L'État-providence, le néolibéralisme et les diverses contestations et revendications semblent souvent correspondre inadéquatement aux aspirations personnelles actuelles et aux projets sociaux émergents. Voilà peut-être pourquoi les discours politiques intéressent peu et les données économiques paralysent: ils nous proposent une vue éthique réductionniste de nous-mêmes dans un horizon historique trop restreint.
Le renouvellement de nos idées sur une humanité et une société démocratiquement transformées peut nous amener à concevoir de nouvelles avenues sociales, économiques et écologiques à long terme. Voilà peut-être l'innovation souhaitée. Le mouvement coopératif québécois présente encore de grandes possibilités: celle, entre autres, de devenir, à nouveau, une solution alternative et un projet de société capable de répondre aux attentes d'aujourd'hui.

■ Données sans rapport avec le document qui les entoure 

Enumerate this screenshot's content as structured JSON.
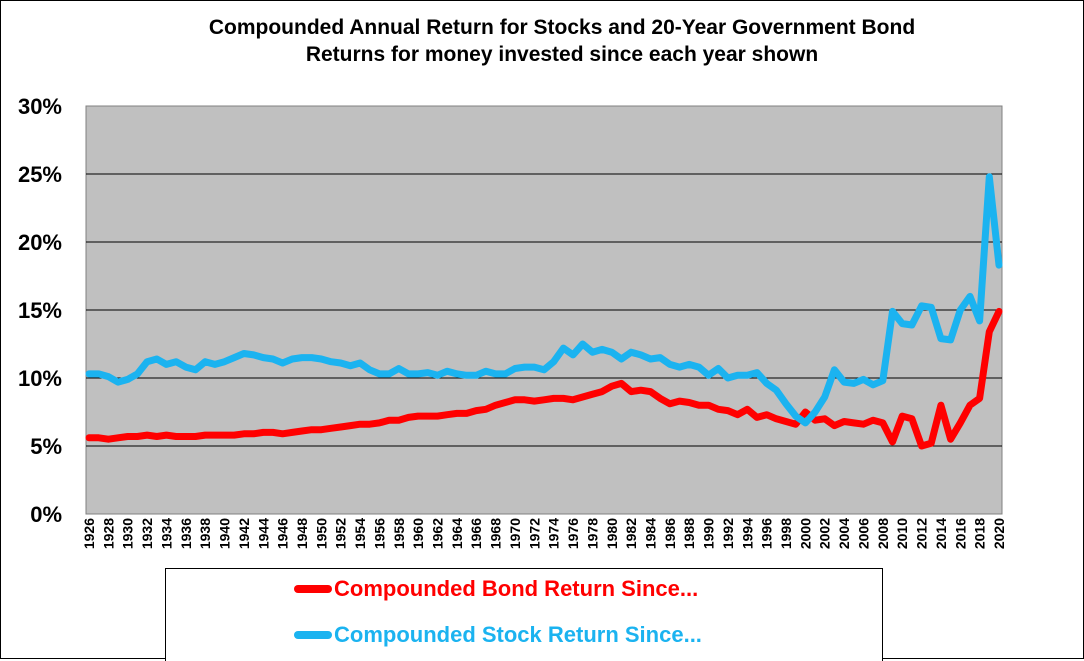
{
  "chart_data": {
    "type": "line",
    "title": [
      "Compounded Annual Return for Stocks and 20-Year Government Bond",
      "Returns for money invested since each year shown"
    ],
    "xlabel": "",
    "ylabel": "",
    "x": [
      1926,
      1927,
      1928,
      1929,
      1930,
      1931,
      1932,
      1933,
      1934,
      1935,
      1936,
      1937,
      1938,
      1939,
      1940,
      1941,
      1942,
      1943,
      1944,
      1945,
      1946,
      1947,
      1948,
      1949,
      1950,
      1951,
      1952,
      1953,
      1954,
      1955,
      1956,
      1957,
      1958,
      1959,
      1960,
      1961,
      1962,
      1963,
      1964,
      1965,
      1966,
      1967,
      1968,
      1969,
      1970,
      1971,
      1972,
      1973,
      1974,
      1975,
      1976,
      1977,
      1978,
      1979,
      1980,
      1981,
      1982,
      1983,
      1984,
      1985,
      1986,
      1987,
      1988,
      1989,
      1990,
      1991,
      1992,
      1993,
      1994,
      1995,
      1996,
      1997,
      1998,
      1999,
      2000,
      2001,
      2002,
      2003,
      2004,
      2005,
      2006,
      2007,
      2008,
      2009,
      2010,
      2011,
      2012,
      2013,
      2014,
      2015,
      2016,
      2017,
      2018,
      2019,
      2020
    ],
    "x_tick_labels": [
      "1926",
      "1928",
      "1930",
      "1932",
      "1934",
      "1936",
      "1938",
      "1940",
      "1942",
      "1944",
      "1946",
      "1948",
      "1950",
      "1952",
      "1954",
      "1956",
      "1958",
      "1960",
      "1962",
      "1964",
      "1966",
      "1968",
      "1970",
      "1972",
      "1974",
      "1976",
      "1978",
      "1980",
      "1982",
      "1984",
      "1986",
      "1988",
      "1990",
      "1992",
      "1994",
      "1996",
      "1998",
      "2000",
      "2002",
      "2004",
      "2006",
      "2008",
      "2010",
      "2012",
      "2014",
      "2016",
      "2018",
      "2020"
    ],
    "y_tick_labels": [
      "0%",
      "5%",
      "10%",
      "15%",
      "20%",
      "25%",
      "30%"
    ],
    "ylim": [
      0,
      30
    ],
    "grid": "horizontal",
    "series": [
      {
        "name": "Compounded Bond Return Since...",
        "color": "#FF0000",
        "values": [
          5.6,
          5.6,
          5.5,
          5.6,
          5.7,
          5.7,
          5.8,
          5.7,
          5.8,
          5.7,
          5.7,
          5.7,
          5.8,
          5.8,
          5.8,
          5.8,
          5.9,
          5.9,
          6.0,
          6.0,
          5.9,
          6.0,
          6.1,
          6.2,
          6.2,
          6.3,
          6.4,
          6.5,
          6.6,
          6.6,
          6.7,
          6.9,
          6.9,
          7.1,
          7.2,
          7.2,
          7.2,
          7.3,
          7.4,
          7.4,
          7.6,
          7.7,
          8.0,
          8.2,
          8.4,
          8.4,
          8.3,
          8.4,
          8.5,
          8.5,
          8.4,
          8.6,
          8.8,
          9.0,
          9.4,
          9.6,
          9.0,
          9.1,
          9.0,
          8.5,
          8.1,
          8.3,
          8.2,
          8.0,
          8.0,
          7.7,
          7.6,
          7.3,
          7.7,
          7.1,
          7.3,
          7.0,
          6.8,
          6.6,
          7.5,
          6.9,
          7.0,
          6.5,
          6.8,
          6.7,
          6.6,
          6.9,
          6.7,
          5.3,
          7.2,
          7.0,
          5.0,
          5.2,
          8.0,
          5.5,
          6.7,
          8.0,
          8.5,
          13.4,
          14.9
        ]
      },
      {
        "name": "Compounded Stock Return Since...",
        "color": "#1BB3F0",
        "values": [
          10.3,
          10.3,
          10.1,
          9.7,
          9.9,
          10.3,
          11.2,
          11.4,
          11.0,
          11.2,
          10.8,
          10.6,
          11.2,
          11.0,
          11.2,
          11.5,
          11.8,
          11.7,
          11.5,
          11.4,
          11.1,
          11.4,
          11.5,
          11.5,
          11.4,
          11.2,
          11.1,
          10.9,
          11.1,
          10.6,
          10.3,
          10.3,
          10.7,
          10.3,
          10.3,
          10.4,
          10.2,
          10.5,
          10.3,
          10.2,
          10.2,
          10.5,
          10.3,
          10.3,
          10.7,
          10.8,
          10.8,
          10.6,
          11.2,
          12.2,
          11.7,
          12.5,
          11.9,
          12.1,
          11.9,
          11.4,
          11.9,
          11.7,
          11.4,
          11.5,
          11.0,
          10.8,
          11.0,
          10.8,
          10.2,
          10.7,
          10.0,
          10.2,
          10.2,
          10.4,
          9.6,
          9.1,
          8.1,
          7.2,
          6.7,
          7.5,
          8.6,
          10.6,
          9.7,
          9.6,
          9.9,
          9.5,
          9.8,
          14.9,
          14.0,
          13.9,
          15.3,
          15.2,
          12.9,
          12.8,
          15.0,
          16.0,
          14.2,
          24.8,
          18.3
        ]
      }
    ]
  }
}
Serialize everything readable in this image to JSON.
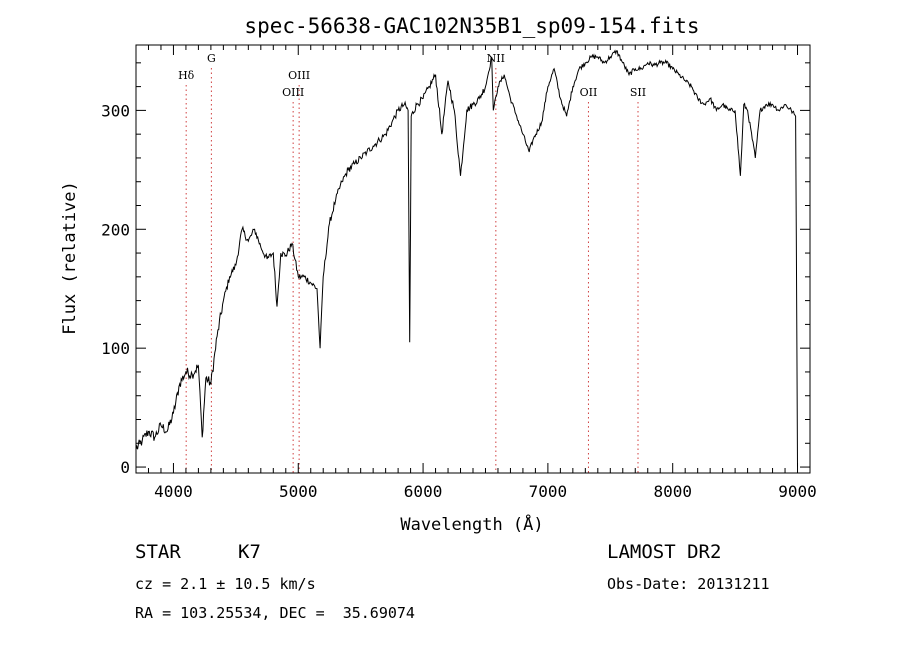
{
  "chart_data": {
    "type": "line",
    "title": "spec-56638-GAC102N35B1_sp09-154.fits",
    "xlabel": "Wavelength (Å)",
    "ylabel": "Flux (relative)",
    "xlim": [
      3700,
      9100
    ],
    "ylim": [
      -5,
      355
    ],
    "xticks": [
      4000,
      5000,
      6000,
      7000,
      8000,
      9000
    ],
    "yticks": [
      0,
      100,
      200,
      300
    ],
    "grid": false,
    "series": [
      {
        "x": [
          3700,
          3750,
          3800,
          3850,
          3900,
          3950,
          4000,
          4050,
          4100,
          4150,
          4200,
          4230,
          4260,
          4300,
          4350,
          4400,
          4450,
          4500,
          4550,
          4600,
          4650,
          4700,
          4750,
          4800,
          4830,
          4860,
          4900,
          4950,
          5000,
          5050,
          5100,
          5150,
          5175,
          5200,
          5250,
          5300,
          5350,
          5400,
          5450,
          5500,
          5550,
          5600,
          5650,
          5700,
          5750,
          5800,
          5850,
          5880,
          5893,
          5905,
          5950,
          6000,
          6050,
          6100,
          6150,
          6200,
          6250,
          6300,
          6350,
          6400,
          6450,
          6500,
          6550,
          6563,
          6600,
          6650,
          6700,
          6750,
          6800,
          6850,
          6880,
          6950,
          7000,
          7050,
          7100,
          7150,
          7200,
          7250,
          7300,
          7350,
          7400,
          7450,
          7500,
          7550,
          7600,
          7650,
          7700,
          7750,
          7800,
          7850,
          7900,
          7950,
          8000,
          8050,
          8100,
          8150,
          8200,
          8250,
          8300,
          8350,
          8400,
          8450,
          8500,
          8542,
          8570,
          8600,
          8662,
          8700,
          8750,
          8800,
          8850,
          8900,
          8950,
          8985,
          8995,
          9000
        ],
        "y": [
          15,
          22,
          30,
          25,
          35,
          30,
          45,
          70,
          80,
          78,
          85,
          25,
          75,
          70,
          110,
          140,
          160,
          170,
          200,
          190,
          200,
          185,
          175,
          180,
          135,
          180,
          178,
          188,
          160,
          160,
          155,
          150,
          100,
          160,
          205,
          225,
          240,
          250,
          255,
          260,
          265,
          270,
          275,
          280,
          290,
          300,
          305,
          300,
          105,
          295,
          305,
          310,
          320,
          330,
          280,
          325,
          300,
          245,
          300,
          305,
          310,
          320,
          345,
          300,
          320,
          330,
          310,
          295,
          280,
          265,
          275,
          290,
          320,
          335,
          310,
          295,
          320,
          335,
          340,
          345,
          345,
          340,
          345,
          350,
          340,
          330,
          335,
          335,
          340,
          338,
          340,
          340,
          335,
          330,
          325,
          320,
          310,
          305,
          310,
          300,
          305,
          300,
          300,
          245,
          305,
          300,
          260,
          300,
          305,
          305,
          300,
          305,
          300,
          295,
          100,
          0
        ]
      }
    ],
    "annotations": [
      {
        "label": "Hδ",
        "x": 4102,
        "row": 2
      },
      {
        "label": "G",
        "x": 4304,
        "row": 1
      },
      {
        "label": "OIII",
        "x": 4959,
        "row": 3
      },
      {
        "label": "OIII",
        "x": 5007,
        "row": 2
      },
      {
        "label": "NII",
        "x": 6583,
        "row": 1
      },
      {
        "label": "OII",
        "x": 7325,
        "row": 3
      },
      {
        "label": "SII",
        "x": 7722,
        "row": 3
      }
    ]
  },
  "info": {
    "object_class": "STAR",
    "subclass": "K7",
    "cz": "cz = 2.1 ± 10.5 km/s",
    "coords": "RA = 103.25534, DEC =  35.69074",
    "survey": "LAMOST DR2",
    "obs_date": "Obs-Date: 20131211"
  }
}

Ernesto Molina, Institut de recherche et d'éducation pour les coopératives et les mutuelles de l'Université de Sherbrooke (IRECUS)
Michel Lafleur, Institut de recherche et d'éducation pour les coopératives et les mutuelles de l'Université de Sherbrooke (IRECUS)
André Martin, Institut de recherche et d'éducation pour les coopératives et les mutuelles de l'Université de Sherbrooke (IRECUS)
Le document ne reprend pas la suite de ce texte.